Bueno, acabo de enterarme, de que justo en el corazón de La Florida vamos a disponer los afortunados ciudadanos de esta cochambre, de la sala inmersiva de gestión pública más grande de Europa. Ala! Como que es un orgullo de ciudad, el alcalde paseó al rey cuando vino y se puso a fardar de las maravillas del espacio: dos mil metros cuadrados con una sala de doscientos que permite proyecciones de 360 grados y con espacios sobrados para un montón de actividades culturales, exposiciones y otras zarandajas de élite. Entre ellas, muchos espacios de innovación, un lugar de coworking, un fab-lab, un espacio de atención ciudadana y TIC… O sea, un montón de cosas muy útiles en Brooklyn y no sé yo, si también en La Florida, pero no en esta… en la otra.

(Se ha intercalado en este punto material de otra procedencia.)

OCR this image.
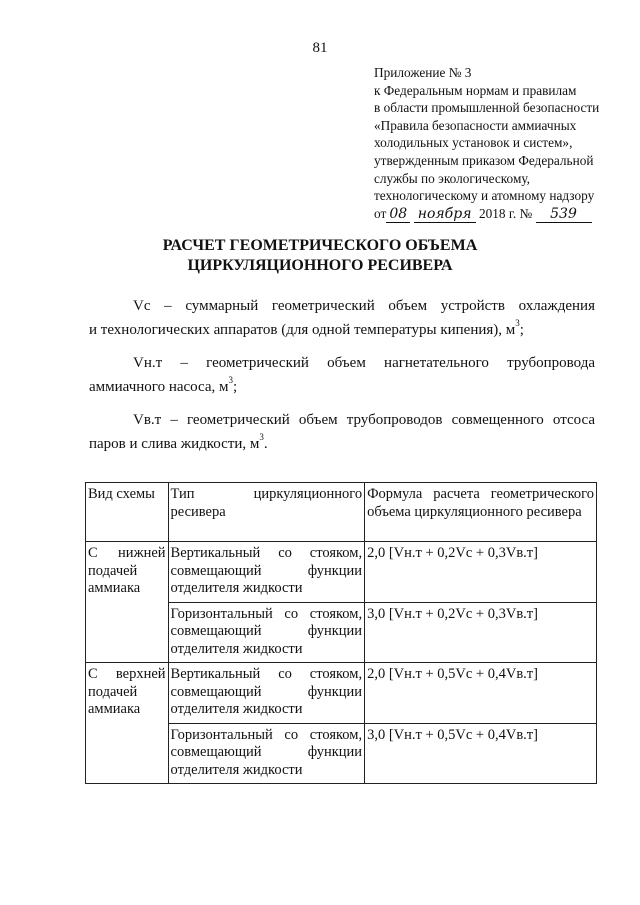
81
Приложение № 3
к Федеральным нормам и правилам
в области промышленной безопасности
«Правила безопасности аммиачных
холодильных установок и систем»,
утвержденным приказом Федеральной
службы по экологическому,
технологическому и атомному надзору
от 08 ноября 2018 г. № 539
РАСЧЕТ ГЕОМЕТРИЧЕСКОГО ОБЪЕМА
ЦИРКУЛЯЦИОННОГО РЕСИВЕРА

Vс – суммарный геометрический объем устройств охлаждения
и технологических аппаратов (для одной температуры кипения), $м^3$;

Vн.т – геометрический объем нагнетательного трубопровода
аммиачного насоса, $м^3$;

Vв.т – геометрический объем трубопроводов совмещенного отсоса
паров и слива жидкости, $м^3$.

Вид схемы	Тип циркуляционного ресивера	Формула расчета геометрического объема циркуляционного ресивера

С нижней подачей аммиака	Вертикальный со стояком, совмещающий функции отделителя жидкости	2,0 [Vн.т + 0,2Vс + 0,3Vв.т]

	Горизонтальный со стояком, совмещающий функции отделителя жидкости	3,0 [Vн.т + 0,2Vс + 0,3Vв.т]

С верхней подачей аммиака	Вертикальный со стояком, совмещающий функции отделителя жидкости	2,0 [Vн.т + 0,5Vс + 0,4Vв.т]

	Горизонтальный со стояком, совмещающий функции отделителя жидкости	3,0 [Vн.т + 0,5Vс + 0,4Vв.т]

La cosa se llama La Florida 6.0 pero cuando esté en marcha —dicen que en abril, aunque se inauguró en diciembre— habrá que llamarla ya 7.0 porque todos los puntos cero se aceleran que es una barbaridad. Se le llama Centro de Transformación Digital y a los vecinos les servirá para trámites digitales y resolución de incidencias tecnológicas, para la experimentación a pequeña escala, para talleres experimentales y fabricaciones diversas, además de salas innovadoras para conferencias (será que el conferenciante ya va incorporado), para reuniones abiertas a las entidades del barrio y a todo el tejido productivo, es decir, grandes empresas, enormes corporaciones y gente que sin la tecnología punta no es nadie.
A ver… los grandes aspavientos siempre suelen ocultar o grandes frustraciones, u operaciones encubiertas. En ocasiones, ambas cosas. En este caso, no hay duda. El alcalde Quirós tiene algunas fijaciones elementales. Hasta ahora le conocemos tres muy reiterativas: dos en positivo y una atragantada. Las positivas, la cosa del Samontà y el Silicon Valley a este lado del Atlántico (6.0). En la cara B, FIC. En los tres casos hay frustración, desconocimiento y enredo, a partes iguales. Y en los tres hay una enorme dosis de exageración.
El invento del Samontà oculta la operación inmobiliaria de Can Rigalt, la propagandística de buscar alternativas al hacinamiento de La Florida y el populismo de preocuparse por el lugar donde uno nació. El del 6.0, la ocurrencia de un exagerado polo digital en un lugar que exige más árboles que tecnología y más espacio en las casas que inmersión 360 y, en el lado contrario, la incomodidad de unos intrusos que se han creído con derecho a poner en el candelero a unos expertos en tener poder para decidir lo que se les antoja, como han venido haciendo en los últimos 45 años.
No hay, en ninguno de los tres casos, un mínimo de reflexión. En una vertiente, para no vender motos o para no hacer el ridículo. En la otra, para no darse por enterado de que en un sistema democrático hay que contar con el de en frente, aunque tenga una opinión contraria a la tuya, que es lo habitual.
Y sin reflexión, no hay futuro. Porque, en muchas ocasiones, en los mínimos detalles se van los esfuerzos supremos. Por poner solo un ejemplo. En la pasada reciente reunión de la Mesa Sectorial de Drets de Ciutadania i Cohesió Social, algunos de los presentes se quejaron de que en La Florida 6.0, ese paraíso tecnológico único en Europa, una persona en silla de ruedas no podía coger el ascensor.